Dans les débats au sujet de Google et de la presse en ligne, les seconds accusant le premier de les exploiter et réclamant l'instauration d'un « droit voisin » leur permettant de facturer Google pour leurs contenus, un petit rappel :

La presse en ligne peut très simplement et rapidement demander sa déindexation de Google. L'indexation par Google est totalement optionnelle.

Je ne rentrerai pas dans les détails, mais n'importe quel webmestre peut éviter que ses contenus ne soient indexés par Google en utilisant un moyen technique approprié et simple à mettre en place (fichier robots.txt, champs META...).

Si la presse ne recourt pas à ces moyens, c'est qu'elle veut être indexée par Google. Elle veut non seulement bénéficier gratuitement du service d'indexation, qui lui ramènera des lecteurs (donc des recettes publicitaires) et qui coûte de l'argent à Google, mais aussi réclamer de l'argent à Google pour cela.

Lorsque certains expliquent que Google ne produit rien (sous-entendu : on se demande bien pourquoi ils touchent de l'argent), c'est bien entendu vrai, mais il en est de même des fabricants de rotatives, d'encre, de papier, aux services de transport et de messagerie, aux distributeurs et aux points de ventes dont les coûts constituent, si je ne m'abuse, la majorité du prix d'un journal papier. Ces divers prestataires ont des coûts, ceux-ci sont répercutés ; Google a également des coûts (il faut payer l'infrastructure informatique, les chercheurs, ingénieurs et techniciens qui la conçoivent et la mettent en place...).

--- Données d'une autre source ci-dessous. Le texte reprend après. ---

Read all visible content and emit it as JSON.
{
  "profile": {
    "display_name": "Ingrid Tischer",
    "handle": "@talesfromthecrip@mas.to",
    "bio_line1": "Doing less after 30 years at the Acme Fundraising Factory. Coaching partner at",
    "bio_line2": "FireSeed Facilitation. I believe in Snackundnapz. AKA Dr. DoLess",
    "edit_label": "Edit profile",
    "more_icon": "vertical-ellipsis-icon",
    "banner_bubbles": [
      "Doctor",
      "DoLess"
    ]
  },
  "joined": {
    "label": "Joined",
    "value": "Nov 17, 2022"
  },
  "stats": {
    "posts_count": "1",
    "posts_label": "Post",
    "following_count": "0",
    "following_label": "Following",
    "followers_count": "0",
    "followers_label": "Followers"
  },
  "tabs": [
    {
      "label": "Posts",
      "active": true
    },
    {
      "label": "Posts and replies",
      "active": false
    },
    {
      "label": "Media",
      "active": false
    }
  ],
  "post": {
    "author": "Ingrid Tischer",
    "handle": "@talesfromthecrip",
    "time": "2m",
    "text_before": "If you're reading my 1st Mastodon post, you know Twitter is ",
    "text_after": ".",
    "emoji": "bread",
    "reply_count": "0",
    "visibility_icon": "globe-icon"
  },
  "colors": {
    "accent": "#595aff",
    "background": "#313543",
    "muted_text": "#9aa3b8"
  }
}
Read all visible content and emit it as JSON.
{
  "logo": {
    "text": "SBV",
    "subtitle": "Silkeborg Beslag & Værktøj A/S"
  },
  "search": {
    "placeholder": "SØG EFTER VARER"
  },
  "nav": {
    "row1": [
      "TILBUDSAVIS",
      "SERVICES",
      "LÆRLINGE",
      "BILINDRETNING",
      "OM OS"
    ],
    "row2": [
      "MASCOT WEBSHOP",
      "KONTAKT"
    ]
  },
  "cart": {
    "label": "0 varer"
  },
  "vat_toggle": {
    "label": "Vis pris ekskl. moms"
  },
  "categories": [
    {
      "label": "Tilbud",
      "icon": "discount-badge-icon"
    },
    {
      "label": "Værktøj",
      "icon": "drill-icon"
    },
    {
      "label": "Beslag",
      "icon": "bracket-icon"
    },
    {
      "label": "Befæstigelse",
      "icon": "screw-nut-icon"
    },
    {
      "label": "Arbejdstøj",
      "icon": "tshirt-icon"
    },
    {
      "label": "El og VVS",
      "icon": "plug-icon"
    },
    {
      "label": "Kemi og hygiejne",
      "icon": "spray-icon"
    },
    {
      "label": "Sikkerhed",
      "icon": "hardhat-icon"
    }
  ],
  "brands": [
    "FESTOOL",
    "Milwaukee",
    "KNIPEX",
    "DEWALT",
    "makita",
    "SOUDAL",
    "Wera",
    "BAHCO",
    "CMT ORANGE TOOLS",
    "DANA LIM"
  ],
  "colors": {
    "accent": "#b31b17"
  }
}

Un autre point important : à ma connaissance, Google n'a aucune obligation d'indexer un site et pourrait très bien décider d'ôter de ses index les médias qui lui réclameraient des droits.

Ceci pour les rappels factuels. Bien entendu, on peut discuter du partage des gains entre Google et la presse, notamment si c'est Google qui touche la majorité des recettes ; il paraît en revanche abusif de prétendre que la presse ne peut empêcher le pillage qu'elle dénonce.